Comenta que si Morena gana las elecciones, llegará al poder en diciembre próximo; es decir, siete meses después de la jornada electoral en Venezuela, por lo que no está en su responsabilidad asumir en este momento una posición. Ahora bien, señala, “vamos a ver qué sucede en esa elección. No podemos a priori condenarla”.

–A estas alturas, es muy claro cómo está la situación en Venezuela.

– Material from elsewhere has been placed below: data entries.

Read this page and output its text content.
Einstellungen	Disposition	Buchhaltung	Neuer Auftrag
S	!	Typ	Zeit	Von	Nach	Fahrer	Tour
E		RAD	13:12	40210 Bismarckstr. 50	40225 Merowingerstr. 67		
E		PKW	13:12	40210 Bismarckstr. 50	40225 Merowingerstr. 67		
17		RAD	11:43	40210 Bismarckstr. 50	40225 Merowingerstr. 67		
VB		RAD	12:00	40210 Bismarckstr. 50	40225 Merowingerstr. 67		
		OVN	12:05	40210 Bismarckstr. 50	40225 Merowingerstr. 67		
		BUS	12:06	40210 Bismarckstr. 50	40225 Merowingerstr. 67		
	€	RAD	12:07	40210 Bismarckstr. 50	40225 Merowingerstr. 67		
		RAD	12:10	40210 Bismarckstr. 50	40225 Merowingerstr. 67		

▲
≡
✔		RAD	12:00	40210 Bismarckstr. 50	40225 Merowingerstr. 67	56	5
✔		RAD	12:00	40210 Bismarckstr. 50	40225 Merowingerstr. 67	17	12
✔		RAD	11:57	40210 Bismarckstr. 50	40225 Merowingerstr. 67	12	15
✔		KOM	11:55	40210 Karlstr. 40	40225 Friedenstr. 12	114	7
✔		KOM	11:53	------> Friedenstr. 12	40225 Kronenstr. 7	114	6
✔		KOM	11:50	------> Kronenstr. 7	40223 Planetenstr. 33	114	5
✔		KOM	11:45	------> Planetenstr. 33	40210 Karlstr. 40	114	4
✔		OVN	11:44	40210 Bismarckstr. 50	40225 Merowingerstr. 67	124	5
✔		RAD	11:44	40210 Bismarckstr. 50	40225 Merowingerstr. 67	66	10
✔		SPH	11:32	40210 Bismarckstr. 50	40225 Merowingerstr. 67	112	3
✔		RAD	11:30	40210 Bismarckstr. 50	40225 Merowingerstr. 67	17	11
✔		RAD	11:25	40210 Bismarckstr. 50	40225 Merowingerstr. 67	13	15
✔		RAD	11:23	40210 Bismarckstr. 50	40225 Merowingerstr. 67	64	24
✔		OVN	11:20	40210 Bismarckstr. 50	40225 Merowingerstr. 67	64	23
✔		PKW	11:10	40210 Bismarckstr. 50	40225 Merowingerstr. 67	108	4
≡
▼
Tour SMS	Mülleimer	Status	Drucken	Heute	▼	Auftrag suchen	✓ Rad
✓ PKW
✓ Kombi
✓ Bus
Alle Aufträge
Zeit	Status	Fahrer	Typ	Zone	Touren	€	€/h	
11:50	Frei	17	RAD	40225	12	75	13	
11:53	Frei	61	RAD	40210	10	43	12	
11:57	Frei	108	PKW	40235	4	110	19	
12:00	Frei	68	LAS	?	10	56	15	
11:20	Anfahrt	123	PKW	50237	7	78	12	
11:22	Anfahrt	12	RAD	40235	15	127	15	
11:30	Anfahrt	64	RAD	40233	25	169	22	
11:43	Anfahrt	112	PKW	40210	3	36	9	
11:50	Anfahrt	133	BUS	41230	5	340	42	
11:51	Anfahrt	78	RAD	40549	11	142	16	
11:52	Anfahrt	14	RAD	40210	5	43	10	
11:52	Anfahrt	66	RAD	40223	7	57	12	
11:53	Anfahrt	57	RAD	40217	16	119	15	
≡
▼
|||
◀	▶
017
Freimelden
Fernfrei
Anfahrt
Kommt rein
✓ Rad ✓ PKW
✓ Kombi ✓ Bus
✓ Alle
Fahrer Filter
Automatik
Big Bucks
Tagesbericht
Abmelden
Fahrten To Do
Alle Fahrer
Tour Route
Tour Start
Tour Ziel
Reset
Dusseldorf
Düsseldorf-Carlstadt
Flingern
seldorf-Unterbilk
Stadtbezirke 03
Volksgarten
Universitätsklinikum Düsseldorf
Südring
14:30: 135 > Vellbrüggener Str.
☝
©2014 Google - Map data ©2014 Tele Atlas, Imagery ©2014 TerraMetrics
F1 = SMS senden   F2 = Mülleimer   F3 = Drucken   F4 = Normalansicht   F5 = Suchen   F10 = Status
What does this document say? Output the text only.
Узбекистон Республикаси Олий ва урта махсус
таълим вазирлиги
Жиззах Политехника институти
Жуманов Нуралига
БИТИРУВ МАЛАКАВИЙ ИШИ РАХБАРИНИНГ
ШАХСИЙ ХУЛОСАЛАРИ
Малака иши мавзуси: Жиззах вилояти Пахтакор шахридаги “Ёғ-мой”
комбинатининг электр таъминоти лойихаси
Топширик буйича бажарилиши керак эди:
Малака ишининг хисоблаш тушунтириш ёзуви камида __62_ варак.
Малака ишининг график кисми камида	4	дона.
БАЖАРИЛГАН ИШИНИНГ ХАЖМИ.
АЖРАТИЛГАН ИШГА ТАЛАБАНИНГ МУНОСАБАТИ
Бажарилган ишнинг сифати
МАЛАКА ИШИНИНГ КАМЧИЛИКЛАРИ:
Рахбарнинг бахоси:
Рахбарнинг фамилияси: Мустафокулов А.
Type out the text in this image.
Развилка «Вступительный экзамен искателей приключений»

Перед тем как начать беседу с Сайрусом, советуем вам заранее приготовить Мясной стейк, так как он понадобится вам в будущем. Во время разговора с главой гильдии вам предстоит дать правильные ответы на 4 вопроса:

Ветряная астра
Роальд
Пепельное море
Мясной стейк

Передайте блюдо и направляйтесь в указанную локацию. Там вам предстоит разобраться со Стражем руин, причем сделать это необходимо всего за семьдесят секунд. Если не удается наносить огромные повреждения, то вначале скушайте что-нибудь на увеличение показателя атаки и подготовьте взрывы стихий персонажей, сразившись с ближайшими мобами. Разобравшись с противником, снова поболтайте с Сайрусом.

Hay suficiente información y se sabe cómo se van a desarrollar esas elecciones –se le comenta.

–Se saben, digamos, las condiciones básicas de la elección, aunque no sabemos qué ocurrirá concretamente el domingo 20.

–De manera particular, ¿le parece que las condiciones electorales en Venezuela son democráticas?

–Usted quiere hacer que yo reniegue del principio de “no intervención” (…) No puedo opinar sobre una cuestión interna de Venezuela. Ahora bien, si ocurriesen graves violaciones a los derechos humanos, entonces habría que replantear la cosa y analizarla…

–¿México entonces tendría que desligarse del Grupo de Lima?

–Nos estamos adelantando en ese tema específico varios meses. Deje ver cuál es la situación en diciembre, porque podría haber cambios incluso en el Grupo de Lima.

Se le recuerda que las definiciones que Morena y López Obrador asuman sobre Venezuela no son un asunto menor debido a que sus detractores afirman que existe una identificación ideológica con el “chavismo” y vasos comunicantes con el gobierno de Nicolás Maduro.

Vasconcelos rechaza con vehemencia esos señalamientos.

“Yo, que soy el responsable de Morena en temas internacionales, no he tenido contacto alguno con Venezuela, salvo una recepción diplomática a la que acudí de la misma manera que acudo a la embajada estadunidense o a las embajadas europeas (…) Fuera de esos eventos protocolarios, jamás hemos tenido contacto con el gobierno venezolano o con su partido (el Socialista Unido de Venezuela, PSUV).”

En cuanto a las supuestas afinidades ideológicas, Vasconcelos responde con una pregunta: “¿Quién es el ídolo político de López Obrador en la historia del siglo XX en México? Francisco I. Madero. Entonces, ¿usted ve muchos elementos de similitud entre Madero y la situación en Venezuela? Yo no los veo. Y es muy importante quiénes son los héroes de cualquier persona para saber quién es ésta. Madero sacrificó todo, su vida misma, por el ideal democrático y para mantener la institucionalidad democrática. Creo que eso responde la pregunta”.